Work Stress Leads to Higher Risk of Heart Attacks, Coronary Heart Disease
Researchers have linked a condition they call “job strain” to higher heart attack and coronary heart disease rates. “Job strain” is defined as a stressful, demanding job with high performance expectations, but one in which the job holder has little decision-making ability.
The study performed a thorough re-analysis of over 200,000 clinical trial participants from across Europe. They concluded that participants experiencing “job strain” were 23 percent more likely to suffer heart attacks or develop coronary heart disease. However, researchers did point out that these increased risks paled in comparison to the risks posed by poor dietary habits, lack of exercise and tobacco use. Researchers also theorized that job strain led significant numbers of participants to make lifestyle choices which were also detrimental to their heart health, such as immoderate alcohol consumption.

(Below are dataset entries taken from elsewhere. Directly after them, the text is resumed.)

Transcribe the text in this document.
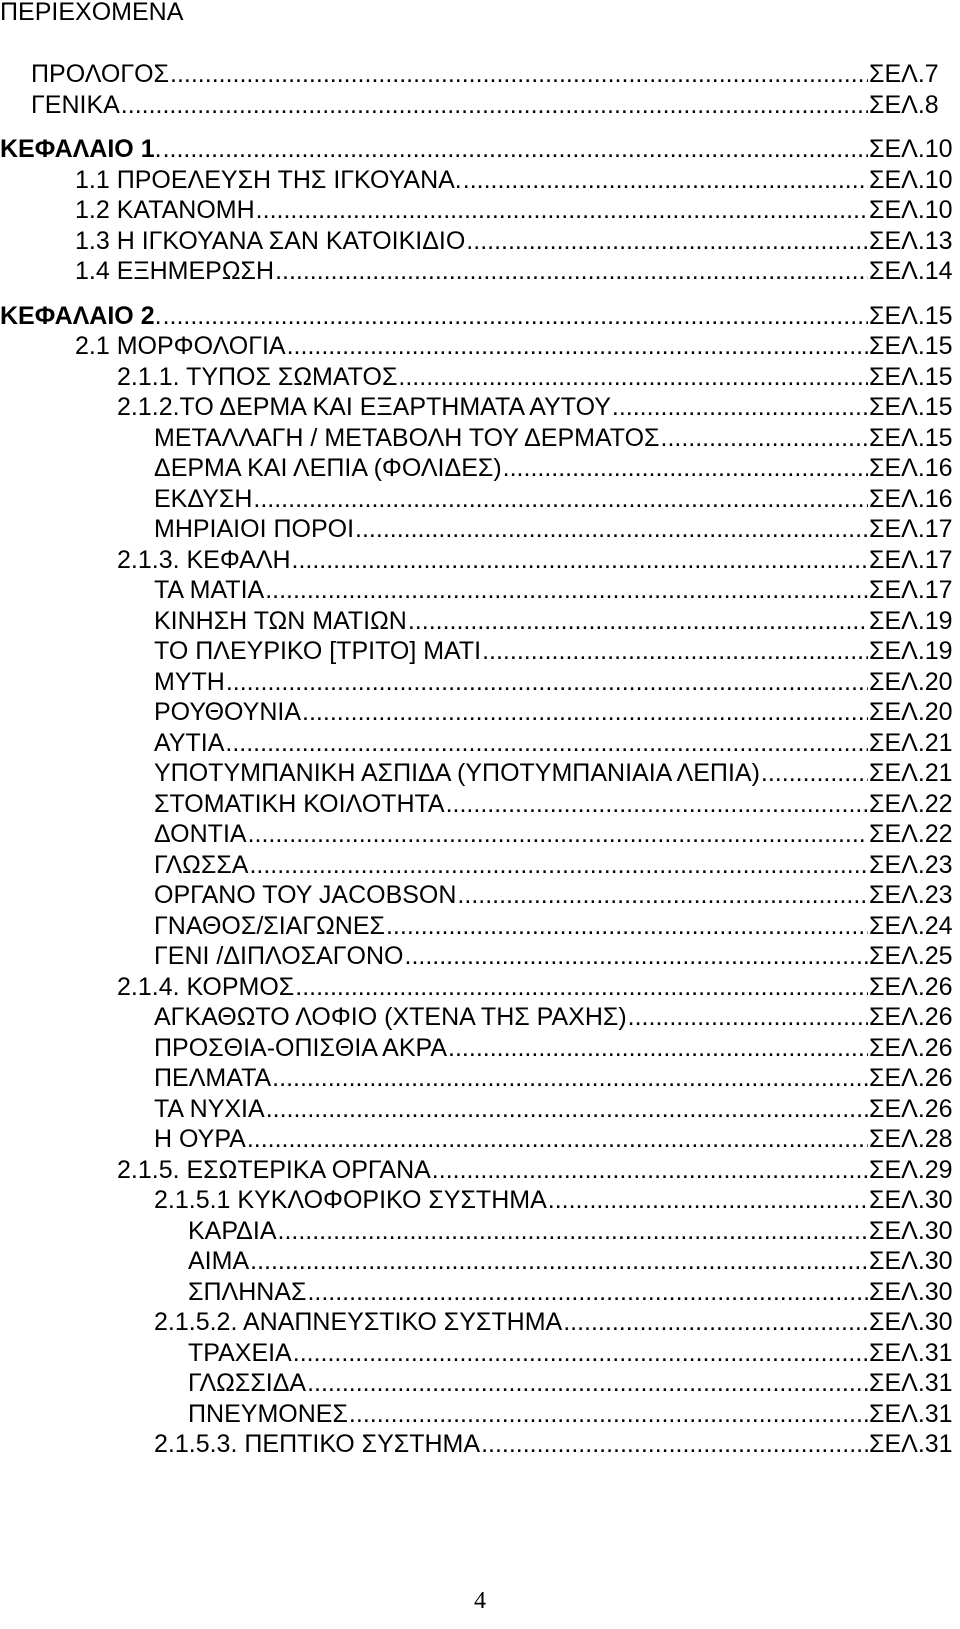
ΠΕΡΙΕΧΟΜΕΝΑ
ΠΡΟΛΟΓΟΣ .....	ΣΕΛ.7
ΓΕΝΙΚΑ .....	ΣΕΛ.8
ΚΕΦΑΛΑΙΟ 1. .....	ΣΕΛ.10
1.1 ΠΡΟΕΛΕΥΣΗ ΤΗΣ ΙΓΚΟΥΑΝΑ. .....	ΣΕΛ.10
1.2 ΚΑΤΑΝΟΜΗ .....	ΣΕΛ.10
1.3 Η ΙΓΚΟΥΑΝΑ ΣΑΝ ΚΑΤΟΙΚΙΔΙΟ .....	ΣΕΛ.13
1.4 ΕΞΗΜΕΡΩΣΗ .....	ΣΕΛ.14
ΚΕΦΑΛΑΙΟ 2. .....	ΣΕΛ.15
2.1 ΜΟΡΦΟΛΟΓΙΑ .....	ΣΕΛ.15
2.1.1. ΤΥΠΟΣ ΣΩΜΑΤΟΣ .....	ΣΕΛ.15
2.1.2.ΤΟ ΔΕΡΜΑ ΚΑΙ ΕΞΑΡΤΗΜΑΤΑ ΑΥΤΟΥ .....	ΣΕΛ.15
ΜΕΤΑΛΛΑΓΗ / ΜΕΤΑΒΟΛΗ ΤΟΥ ΔΕΡΜΑΤΟΣ .....	ΣΕΛ.15
ΔΕΡΜΑ ΚΑΙ ΛΕΠΙΑ (ΦΟΛΙΔΕΣ) .....	ΣΕΛ.16
ΕΚΔΥΣΗ .....	ΣΕΛ.16
ΜΗΡΙΑΙΟΙ ΠΟΡΟΙ .....	ΣΕΛ.17
2.1.3. ΚΕΦΑΛΗ .....	ΣΕΛ.17
ΤΑ ΜΑΤΙΑ .....	ΣΕΛ.17
ΚΙΝΗΣΗ ΤΩΝ ΜΑΤΙΩΝ .....	ΣΕΛ.19
ΤΟ ΠΛΕΥΡΙΚΟ [ΤΡΙΤΟ] ΜΑΤΙ .....	ΣΕΛ.19
ΜΥΤΗ .....	ΣΕΛ.20
ΡΟΥΘΟΥΝΙΑ .....	ΣΕΛ.20
ΑΥΤΙΑ .....	ΣΕΛ.21
ΥΠΟΤΥΜΠΑΝΙΚΗ ΑΣΠΙΔΑ (ΥΠΟΤΥΜΠΑΝΙΑΙΑ ΛΕΠΙΑ) .....	ΣΕΛ.21
ΣΤΟΜΑΤΙΚΗ ΚΟΙΛΟΤΗΤΑ .....	ΣΕΛ.22
ΔΟΝΤΙΑ .....	ΣΕΛ.22
ΓΛΩΣΣΑ .....	ΣΕΛ.23
ΟΡΓΑΝΟ ΤΟΥ JACOBSON .....	ΣΕΛ.23
ΓΝΑΘΟΣ/ΣΙΑΓΩΝΕΣ .....	ΣΕΛ.24
ΓΕΝΙ /ΔΙΠΛΟΣΑΓΟΝΟ .....	ΣΕΛ.25
2.1.4. ΚΟΡΜΟΣ .....	ΣΕΛ.26
ΑΓΚΑΘΩΤΟ ΛΟΦΙΟ (ΧΤΕΝΑ ΤΗΣ ΡΑΧΗΣ) .....	ΣΕΛ.26
ΠΡΟΣΘΙΑ-ΟΠΙΣΘΙΑ ΑΚΡΑ .....	ΣΕΛ.26
ΠΕΛΜΑΤΑ .....	ΣΕΛ.26
ΤΑ ΝΥΧΙΑ .....	ΣΕΛ.26
Η ΟΥΡΑ .....	ΣΕΛ.28
2.1.5. ΕΣΩΤΕΡΙΚΑ ΟΡΓΑΝΑ .....	ΣΕΛ.29
2.1.5.1 ΚΥΚΛΟΦΟΡΙΚΟ ΣΥΣΤΗΜΑ .....	ΣΕΛ.30
ΚΑΡΔΙΑ .....	ΣΕΛ.30
ΑΙΜΑ .....	ΣΕΛ.30
ΣΠΛΗΝΑΣ .....	ΣΕΛ.30
2.1.5.2. ΑΝΑΠΝΕΥΣΤΙΚΟ ΣΥΣΤΗΜΑ .....	ΣΕΛ.30
ΤΡΑΧΕΙΑ .....	ΣΕΛ.31
ΓΛΩΣΣΙΔΑ .....	ΣΕΛ.31
ΠΝΕΥΜΟΝΕΣ .....	ΣΕΛ.31
2.1.5.3. ΠΕΠΤΙΚΟ ΣΥΣΤΗΜΑ .....	ΣΕΛ.31
4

Prof Peter Weissberg, medical director at the British Heart Foundation, said: “We know that being under stress at work, and being unable to change the situation, could increase your risk of developing heart disease.
“This large study confirms this, but also shows that the negative effect of workplace strain is much smaller than, for example, the damage caused by smoking or lack of exercise.
To quantify the research, the study’s leaders said that eliminating job strain would reduce heart attack and coronary disease rates by about 3.4 percent, whereas the same risks would go down by about 36 percent when smoking was eliminated.